THE BLOG

Practical Advice and Encouragement for New Parents

20/01/2016 11:01 GMT | Updated 19/01/2017 10:12 GMT

Baby space has its time and limits.

While it is natural for your darling or even yourself to be constantly obsessed with the baby, you want to spend some time together in a 'baby free' zone. When you do things you used to do together, just without talking about babies.

In the future that will help both of you to give your child its own (and much needed) space, and in the present and short term, it will keep reminding you why the two of you decided to be together in the first place.

Me time.

Both of you need 'me time'. Often when couples stay together for a while, their lives somewhat become as one. Yes, the 'Boring Couple Syndrome' isn't a myth. And while in the beginning it may seem romantic and appropriate, the truth is, with time each of you starts to lose that something unique that attracted you to each other in the first place. Boredom sets in and the grass... starts to look greener on the other side.

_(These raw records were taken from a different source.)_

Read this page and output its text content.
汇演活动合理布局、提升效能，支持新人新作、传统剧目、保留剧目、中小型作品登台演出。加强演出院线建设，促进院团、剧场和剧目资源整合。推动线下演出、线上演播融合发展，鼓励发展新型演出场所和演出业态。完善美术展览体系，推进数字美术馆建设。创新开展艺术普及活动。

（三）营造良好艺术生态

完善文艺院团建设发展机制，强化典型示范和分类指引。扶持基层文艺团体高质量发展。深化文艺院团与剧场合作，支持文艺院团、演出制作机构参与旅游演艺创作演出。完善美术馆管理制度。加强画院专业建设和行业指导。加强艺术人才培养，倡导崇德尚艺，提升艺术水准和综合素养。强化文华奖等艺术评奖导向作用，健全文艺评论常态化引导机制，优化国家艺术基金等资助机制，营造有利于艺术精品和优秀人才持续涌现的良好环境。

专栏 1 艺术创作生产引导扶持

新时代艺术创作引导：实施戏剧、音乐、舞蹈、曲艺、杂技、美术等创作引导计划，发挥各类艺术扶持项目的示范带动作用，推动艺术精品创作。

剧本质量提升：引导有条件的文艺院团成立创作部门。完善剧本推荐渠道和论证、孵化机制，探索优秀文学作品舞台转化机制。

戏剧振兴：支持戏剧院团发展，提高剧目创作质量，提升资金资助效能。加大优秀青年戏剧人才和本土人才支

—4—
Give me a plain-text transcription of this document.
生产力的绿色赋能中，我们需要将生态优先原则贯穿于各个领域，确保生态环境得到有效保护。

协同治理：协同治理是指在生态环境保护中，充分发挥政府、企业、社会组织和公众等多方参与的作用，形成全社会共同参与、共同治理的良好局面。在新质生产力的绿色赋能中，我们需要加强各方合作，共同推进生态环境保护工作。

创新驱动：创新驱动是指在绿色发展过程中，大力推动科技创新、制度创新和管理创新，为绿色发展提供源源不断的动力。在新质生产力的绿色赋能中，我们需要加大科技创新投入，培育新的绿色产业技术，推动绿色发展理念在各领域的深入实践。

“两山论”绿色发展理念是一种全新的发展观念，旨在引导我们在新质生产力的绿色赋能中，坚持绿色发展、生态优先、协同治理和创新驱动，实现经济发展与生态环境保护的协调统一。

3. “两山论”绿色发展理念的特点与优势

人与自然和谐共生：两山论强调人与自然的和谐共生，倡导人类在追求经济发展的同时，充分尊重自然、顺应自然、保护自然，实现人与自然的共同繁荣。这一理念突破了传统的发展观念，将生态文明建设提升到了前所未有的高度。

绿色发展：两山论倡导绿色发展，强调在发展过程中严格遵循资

So no matter what your 'me time' is for each of you (a spa visit or a night out with friends), start planning your diaries now. Once a week is a bare minimum. Once your child is born, you'll take turns: who is the one babysitting and who is the one 'me timing '.

Learn to speak to each other.

This part is crucial. And especially if you think that you understand each other from afar and without any words. That is probably the single and the most silent killer of all amazing relationships I've witnessed. Don't leave anything half understood or unsaid. The reason behind this is that when you have just started dating you spend most of your time together and there are hardly any outward influences on your relationship, and so it is true that you can understand each other before even saying anything. Yet the longer you are in a relationship the more you fall back into your daily routine and other people's emotional influences, that you may bring home with you from work or elsewhere. And next time your partner thinks she knows what you are thinking (based on previous experiences), the reality is that he or she has no idea what is actually going through your head. And vice versa.

Next time, just use words to communicate.

Dad! You are the parent to your child.

Something that often is left unmentioned yet needs to be addressed from the moment you discover you are going to be a father.

You want to be absolutely clear, and firm if needed be, that you are also a parent, and that all decisions with regards to your child need to be taken together. It's best if you negotiate as soon as possible on what is absolutely important to you. For example, you may feel strongly about a school you want your child to go to, while your wife or partner may feel strongly about extracurricular activities. Try to find a middle ground, and remember that most arguments are not about your child but your memories of your own childhood and your opinion.

Do note, if your child is able to speak, make sure you negotiate your parenting disagreements without the child being present next to you; as that often leaves the child traumatized and feeling they are the reason for a fight between their parents.

Romantic time.

Although at certain times that could be the last thing you'd want to think about, remember, your child needs happy and healthy parents. And that involves you being romantically and sexually active with each other. Even at times you don't feel romantic, you can still spend some quiet time together and remind each other why you fell in love in the first place.

This is something many parents find challenging, especially if both are working and the family members are unable to help. And that is something you need to plan ahead. Build a circle of likeminded parents that will give you that opportunity to leave your child with them for a few hours, so that you can have your 'romantic time '. And do return the favour.

Often couples neglect the need to stay romantic and let their daily burdens take their attention away. And the more you give in, the further away you'll be pushed from each other.

To sustain a happy relationship requires a lot of nurturing, and at times it may seem like an extra effort. Yet that extra effort will keep you together for years to come and will help you to become that couple that is still happy to be together for a long time even after the offspring have flown the nest. Besides, the happier you two are, the more your offspring will want to keep coming back to you. Your love for each other is not only something that will keep the two of you together, it will keep your whole family together... for many, many years to come.